Indeed, several RTK inhibitors currently are being evaluated in the clinical setting [100–104]. One example is Herceptin (trastuzumad), a humanized monoclonal antibody against HER-2, used in the treatment of metastatic breast cancer [100]. Herceptin has demonstrated clinical promise, but not without some toxicity and drug resistance, which prompted the development of newer candidates such as lapatinib (Tykerb), HSP90 inhibitors, and T-DM1 [100]. A similar picture has emerged with RTK inhibitors against malignant glioma, gastrointestinal stromal tumors (GIST), malignant melanoma, pancreatic cancer, renal cell carcinoma, and thyroid cancers [101–104]. Sunitinib, for example, is currently approved as a first-line approach for renal cell carcinoma, and in combination treatment modalities for GIST [102]. Benefits of sunitinib therapy have been observed in cases of hepatocellular cancer, non-small cell lung carcinoma, and pancreatic neuroendocrine tumors. Sunitinib can be administered daily, but side effects include fatigue, diarrhea, nausea, vomiting, anorexia, and bleeding events [103]. Axitinib is a newer drug candidate undergoing phase II and III trials, with data accruing on benefits against melanoma, renal carcinoma, pancreatic cancer, and other malignancies [104].
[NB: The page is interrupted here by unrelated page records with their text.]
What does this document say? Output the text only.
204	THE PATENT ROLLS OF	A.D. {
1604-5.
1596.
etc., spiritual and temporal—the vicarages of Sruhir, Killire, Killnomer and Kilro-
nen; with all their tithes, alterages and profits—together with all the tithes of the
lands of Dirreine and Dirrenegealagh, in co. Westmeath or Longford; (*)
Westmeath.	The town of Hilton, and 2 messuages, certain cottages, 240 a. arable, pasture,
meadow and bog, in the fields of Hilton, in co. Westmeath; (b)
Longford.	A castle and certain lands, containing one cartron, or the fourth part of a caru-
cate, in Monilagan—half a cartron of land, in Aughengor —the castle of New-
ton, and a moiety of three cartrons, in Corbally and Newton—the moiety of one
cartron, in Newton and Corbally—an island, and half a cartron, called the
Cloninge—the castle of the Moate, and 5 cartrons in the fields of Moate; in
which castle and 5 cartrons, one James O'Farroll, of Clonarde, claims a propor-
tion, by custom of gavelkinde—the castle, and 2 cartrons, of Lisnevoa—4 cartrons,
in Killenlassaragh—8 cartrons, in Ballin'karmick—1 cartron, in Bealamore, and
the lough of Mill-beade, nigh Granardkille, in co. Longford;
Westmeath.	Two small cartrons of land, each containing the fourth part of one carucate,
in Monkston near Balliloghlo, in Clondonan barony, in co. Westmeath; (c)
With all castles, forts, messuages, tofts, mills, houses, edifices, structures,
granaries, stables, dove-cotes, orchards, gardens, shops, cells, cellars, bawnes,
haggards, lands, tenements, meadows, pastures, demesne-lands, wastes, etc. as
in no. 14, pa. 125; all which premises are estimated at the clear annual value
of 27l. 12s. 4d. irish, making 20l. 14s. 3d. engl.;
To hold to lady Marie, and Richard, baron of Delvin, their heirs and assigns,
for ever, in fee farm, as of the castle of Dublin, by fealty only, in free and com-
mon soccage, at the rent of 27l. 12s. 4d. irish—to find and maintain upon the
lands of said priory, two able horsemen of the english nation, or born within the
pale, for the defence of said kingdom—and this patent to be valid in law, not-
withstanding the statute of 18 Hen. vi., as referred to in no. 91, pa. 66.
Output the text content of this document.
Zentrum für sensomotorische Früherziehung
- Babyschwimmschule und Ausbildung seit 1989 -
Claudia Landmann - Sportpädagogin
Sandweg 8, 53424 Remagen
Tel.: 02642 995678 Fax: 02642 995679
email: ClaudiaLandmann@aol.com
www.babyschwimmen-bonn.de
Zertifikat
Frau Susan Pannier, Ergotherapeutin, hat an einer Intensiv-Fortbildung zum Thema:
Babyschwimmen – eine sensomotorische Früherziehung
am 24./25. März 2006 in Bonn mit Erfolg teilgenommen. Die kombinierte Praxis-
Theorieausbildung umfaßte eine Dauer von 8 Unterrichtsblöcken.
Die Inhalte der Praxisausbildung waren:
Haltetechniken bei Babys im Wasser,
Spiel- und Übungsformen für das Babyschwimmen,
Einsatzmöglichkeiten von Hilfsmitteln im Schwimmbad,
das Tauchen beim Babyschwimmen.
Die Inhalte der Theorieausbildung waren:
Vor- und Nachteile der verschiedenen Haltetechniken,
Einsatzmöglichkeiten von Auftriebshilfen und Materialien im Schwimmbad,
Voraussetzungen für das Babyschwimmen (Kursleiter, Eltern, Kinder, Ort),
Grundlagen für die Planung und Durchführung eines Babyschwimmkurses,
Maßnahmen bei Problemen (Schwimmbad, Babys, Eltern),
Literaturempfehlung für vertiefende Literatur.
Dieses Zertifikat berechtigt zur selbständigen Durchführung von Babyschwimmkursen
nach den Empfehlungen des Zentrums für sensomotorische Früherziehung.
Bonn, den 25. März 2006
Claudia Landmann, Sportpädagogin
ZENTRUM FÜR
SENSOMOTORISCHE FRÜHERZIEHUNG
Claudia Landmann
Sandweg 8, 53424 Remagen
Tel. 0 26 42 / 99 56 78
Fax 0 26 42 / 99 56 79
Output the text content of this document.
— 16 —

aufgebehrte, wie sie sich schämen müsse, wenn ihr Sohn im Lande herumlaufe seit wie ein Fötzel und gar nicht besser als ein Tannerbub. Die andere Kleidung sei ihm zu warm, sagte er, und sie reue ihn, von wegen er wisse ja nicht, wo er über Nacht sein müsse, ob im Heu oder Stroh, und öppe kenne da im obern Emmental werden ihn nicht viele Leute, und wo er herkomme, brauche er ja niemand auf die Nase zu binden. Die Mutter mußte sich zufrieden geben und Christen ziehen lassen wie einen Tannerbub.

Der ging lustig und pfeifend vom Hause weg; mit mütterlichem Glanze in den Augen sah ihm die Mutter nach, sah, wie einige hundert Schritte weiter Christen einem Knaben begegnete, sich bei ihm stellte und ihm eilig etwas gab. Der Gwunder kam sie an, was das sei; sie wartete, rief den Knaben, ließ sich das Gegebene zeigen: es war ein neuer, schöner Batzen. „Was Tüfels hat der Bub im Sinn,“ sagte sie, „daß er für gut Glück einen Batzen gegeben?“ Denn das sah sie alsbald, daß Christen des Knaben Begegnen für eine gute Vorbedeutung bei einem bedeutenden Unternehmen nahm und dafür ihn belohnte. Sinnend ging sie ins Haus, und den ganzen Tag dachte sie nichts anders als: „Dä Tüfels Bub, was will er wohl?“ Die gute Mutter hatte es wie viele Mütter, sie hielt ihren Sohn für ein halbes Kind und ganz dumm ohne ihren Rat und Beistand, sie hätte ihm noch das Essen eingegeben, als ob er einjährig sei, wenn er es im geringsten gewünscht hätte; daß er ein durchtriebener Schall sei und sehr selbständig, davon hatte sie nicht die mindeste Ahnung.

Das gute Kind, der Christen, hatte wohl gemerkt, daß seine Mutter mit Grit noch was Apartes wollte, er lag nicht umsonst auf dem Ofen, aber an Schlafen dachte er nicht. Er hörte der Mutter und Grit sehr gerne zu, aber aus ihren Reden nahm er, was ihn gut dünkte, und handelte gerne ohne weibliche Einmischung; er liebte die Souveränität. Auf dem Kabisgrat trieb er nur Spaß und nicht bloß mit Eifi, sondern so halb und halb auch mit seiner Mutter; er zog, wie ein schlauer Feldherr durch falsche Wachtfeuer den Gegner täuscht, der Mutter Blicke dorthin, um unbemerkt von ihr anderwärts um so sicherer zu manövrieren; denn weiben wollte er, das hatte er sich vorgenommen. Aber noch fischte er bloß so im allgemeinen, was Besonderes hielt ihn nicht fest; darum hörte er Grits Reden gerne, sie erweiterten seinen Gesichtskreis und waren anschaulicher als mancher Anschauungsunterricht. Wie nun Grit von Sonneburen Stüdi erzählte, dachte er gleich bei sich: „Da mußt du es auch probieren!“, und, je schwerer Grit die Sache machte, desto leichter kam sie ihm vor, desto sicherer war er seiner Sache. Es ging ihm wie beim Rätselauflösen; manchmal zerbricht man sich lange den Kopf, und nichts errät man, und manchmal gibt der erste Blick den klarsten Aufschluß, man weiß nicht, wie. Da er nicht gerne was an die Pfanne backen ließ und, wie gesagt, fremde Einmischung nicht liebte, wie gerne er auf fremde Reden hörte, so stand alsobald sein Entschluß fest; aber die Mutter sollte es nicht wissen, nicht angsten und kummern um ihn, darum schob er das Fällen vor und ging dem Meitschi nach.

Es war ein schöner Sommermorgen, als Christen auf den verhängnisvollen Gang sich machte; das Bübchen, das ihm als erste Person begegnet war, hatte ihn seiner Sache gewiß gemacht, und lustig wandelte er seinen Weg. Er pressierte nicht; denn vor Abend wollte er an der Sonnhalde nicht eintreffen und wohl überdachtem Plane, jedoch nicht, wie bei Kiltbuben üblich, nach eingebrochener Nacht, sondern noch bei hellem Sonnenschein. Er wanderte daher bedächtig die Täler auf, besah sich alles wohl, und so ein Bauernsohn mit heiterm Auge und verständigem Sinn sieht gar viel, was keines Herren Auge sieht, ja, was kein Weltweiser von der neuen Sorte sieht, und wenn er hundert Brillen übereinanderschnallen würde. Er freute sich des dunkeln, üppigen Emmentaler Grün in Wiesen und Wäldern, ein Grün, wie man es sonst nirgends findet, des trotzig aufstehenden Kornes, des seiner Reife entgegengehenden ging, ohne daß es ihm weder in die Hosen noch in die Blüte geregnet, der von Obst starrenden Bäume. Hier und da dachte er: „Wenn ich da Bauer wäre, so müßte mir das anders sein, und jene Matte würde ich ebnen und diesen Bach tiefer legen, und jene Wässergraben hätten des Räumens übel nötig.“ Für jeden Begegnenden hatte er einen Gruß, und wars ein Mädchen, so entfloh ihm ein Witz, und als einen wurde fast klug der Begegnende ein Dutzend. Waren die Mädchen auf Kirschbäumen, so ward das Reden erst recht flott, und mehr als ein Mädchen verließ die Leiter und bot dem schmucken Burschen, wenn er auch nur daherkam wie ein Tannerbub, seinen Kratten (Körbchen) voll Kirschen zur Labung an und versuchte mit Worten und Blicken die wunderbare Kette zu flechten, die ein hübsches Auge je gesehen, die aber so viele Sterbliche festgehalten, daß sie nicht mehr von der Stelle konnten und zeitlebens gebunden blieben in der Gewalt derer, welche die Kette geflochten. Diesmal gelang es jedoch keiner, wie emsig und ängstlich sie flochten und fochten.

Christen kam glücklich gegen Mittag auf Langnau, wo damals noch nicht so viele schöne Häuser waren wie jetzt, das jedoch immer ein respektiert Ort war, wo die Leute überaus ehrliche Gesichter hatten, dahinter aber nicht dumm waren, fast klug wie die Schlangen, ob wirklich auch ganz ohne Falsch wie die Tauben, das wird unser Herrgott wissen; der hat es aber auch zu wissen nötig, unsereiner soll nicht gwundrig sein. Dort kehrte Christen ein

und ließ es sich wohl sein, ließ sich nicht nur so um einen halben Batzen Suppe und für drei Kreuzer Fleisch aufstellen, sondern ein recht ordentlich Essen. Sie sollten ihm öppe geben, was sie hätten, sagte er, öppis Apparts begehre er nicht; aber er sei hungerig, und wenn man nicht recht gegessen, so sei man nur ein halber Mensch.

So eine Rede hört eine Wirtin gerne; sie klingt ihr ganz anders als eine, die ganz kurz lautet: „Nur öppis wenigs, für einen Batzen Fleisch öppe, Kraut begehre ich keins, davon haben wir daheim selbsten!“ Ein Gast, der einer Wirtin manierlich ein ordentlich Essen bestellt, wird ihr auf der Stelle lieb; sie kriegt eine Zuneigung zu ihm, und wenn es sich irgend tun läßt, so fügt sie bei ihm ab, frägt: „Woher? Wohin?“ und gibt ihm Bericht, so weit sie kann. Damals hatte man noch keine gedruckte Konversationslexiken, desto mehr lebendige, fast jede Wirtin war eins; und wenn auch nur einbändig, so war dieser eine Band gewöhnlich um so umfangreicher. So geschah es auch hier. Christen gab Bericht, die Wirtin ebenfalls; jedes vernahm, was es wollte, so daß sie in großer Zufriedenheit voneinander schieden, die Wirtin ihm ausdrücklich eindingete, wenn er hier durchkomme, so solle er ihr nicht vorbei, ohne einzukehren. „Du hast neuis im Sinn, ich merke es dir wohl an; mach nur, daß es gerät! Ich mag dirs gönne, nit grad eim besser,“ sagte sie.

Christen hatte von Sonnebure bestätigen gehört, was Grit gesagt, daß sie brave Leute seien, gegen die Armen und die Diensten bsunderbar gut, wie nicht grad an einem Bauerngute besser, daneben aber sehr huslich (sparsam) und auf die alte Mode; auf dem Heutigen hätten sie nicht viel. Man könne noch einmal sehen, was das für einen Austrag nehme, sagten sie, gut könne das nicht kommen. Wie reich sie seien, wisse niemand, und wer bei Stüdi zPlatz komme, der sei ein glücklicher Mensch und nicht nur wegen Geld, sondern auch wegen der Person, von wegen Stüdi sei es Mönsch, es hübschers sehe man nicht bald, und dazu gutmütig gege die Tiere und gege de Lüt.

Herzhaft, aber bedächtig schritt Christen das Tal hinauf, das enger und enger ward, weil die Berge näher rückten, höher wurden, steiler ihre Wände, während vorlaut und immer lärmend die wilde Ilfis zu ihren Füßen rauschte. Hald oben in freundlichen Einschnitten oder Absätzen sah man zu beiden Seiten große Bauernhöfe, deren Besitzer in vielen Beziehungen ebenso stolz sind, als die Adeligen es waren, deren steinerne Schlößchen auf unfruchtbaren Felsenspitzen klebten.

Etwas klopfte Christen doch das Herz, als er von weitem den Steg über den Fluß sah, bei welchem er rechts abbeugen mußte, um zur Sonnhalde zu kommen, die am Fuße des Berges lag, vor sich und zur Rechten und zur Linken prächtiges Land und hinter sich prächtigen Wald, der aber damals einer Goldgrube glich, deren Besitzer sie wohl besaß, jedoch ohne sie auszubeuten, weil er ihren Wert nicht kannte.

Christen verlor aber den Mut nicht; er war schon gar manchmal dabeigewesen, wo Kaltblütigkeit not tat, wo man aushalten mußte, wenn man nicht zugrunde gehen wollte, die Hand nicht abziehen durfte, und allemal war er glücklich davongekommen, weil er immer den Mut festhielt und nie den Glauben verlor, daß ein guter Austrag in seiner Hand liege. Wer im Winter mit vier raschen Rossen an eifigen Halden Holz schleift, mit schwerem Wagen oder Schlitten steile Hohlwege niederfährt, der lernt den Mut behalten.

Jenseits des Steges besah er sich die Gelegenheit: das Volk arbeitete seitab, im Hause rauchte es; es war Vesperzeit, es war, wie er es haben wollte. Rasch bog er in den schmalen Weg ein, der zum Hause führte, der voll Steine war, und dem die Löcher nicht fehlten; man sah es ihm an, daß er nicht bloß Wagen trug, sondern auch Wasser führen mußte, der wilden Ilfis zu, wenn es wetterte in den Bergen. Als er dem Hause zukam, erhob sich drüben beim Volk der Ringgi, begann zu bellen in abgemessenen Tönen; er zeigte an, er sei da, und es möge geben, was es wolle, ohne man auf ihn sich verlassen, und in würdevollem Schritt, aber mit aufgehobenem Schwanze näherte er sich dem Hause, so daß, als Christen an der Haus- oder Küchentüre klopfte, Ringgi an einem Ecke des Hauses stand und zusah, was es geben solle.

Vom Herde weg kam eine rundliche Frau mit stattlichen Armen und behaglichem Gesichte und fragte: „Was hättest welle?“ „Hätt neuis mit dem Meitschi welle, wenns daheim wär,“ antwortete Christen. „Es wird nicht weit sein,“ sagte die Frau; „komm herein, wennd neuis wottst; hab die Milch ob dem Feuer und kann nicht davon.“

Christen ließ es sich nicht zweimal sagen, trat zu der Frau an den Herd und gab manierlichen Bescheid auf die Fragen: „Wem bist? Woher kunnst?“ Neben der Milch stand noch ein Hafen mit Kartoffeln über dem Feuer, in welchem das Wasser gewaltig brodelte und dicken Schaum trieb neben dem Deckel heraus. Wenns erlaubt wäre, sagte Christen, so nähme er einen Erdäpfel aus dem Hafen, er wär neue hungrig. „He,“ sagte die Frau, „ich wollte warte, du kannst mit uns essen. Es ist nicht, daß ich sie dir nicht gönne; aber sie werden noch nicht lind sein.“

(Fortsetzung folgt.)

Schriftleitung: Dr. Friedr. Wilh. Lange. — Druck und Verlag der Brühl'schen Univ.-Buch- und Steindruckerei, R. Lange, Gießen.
As highlighted in this review, most of the studies to date focusing on tea catechins and RTK signaling have been performed in cell culture (Table 2). Tea compounds and their metabolites need to be evaluated more extensively in vivo, and also in human clinical trials, to ascertain the true chemopreventive relevance in the context of RTK inhibitory mechanisms. An important aspect of the mechanistic work is that tea catechins inhibit certain RTKs, such as Met, at low micromolar concentrations, considered to be within the physiologically relevant range for human exposure. Future research should further illuminate these issues, including identifying the major points along the pathway of dysregulated RTK signaling that tea catechins are most effective, and the wider context of drug/diet interactions that might impact cancer prevention and treatment in a beneficial manner.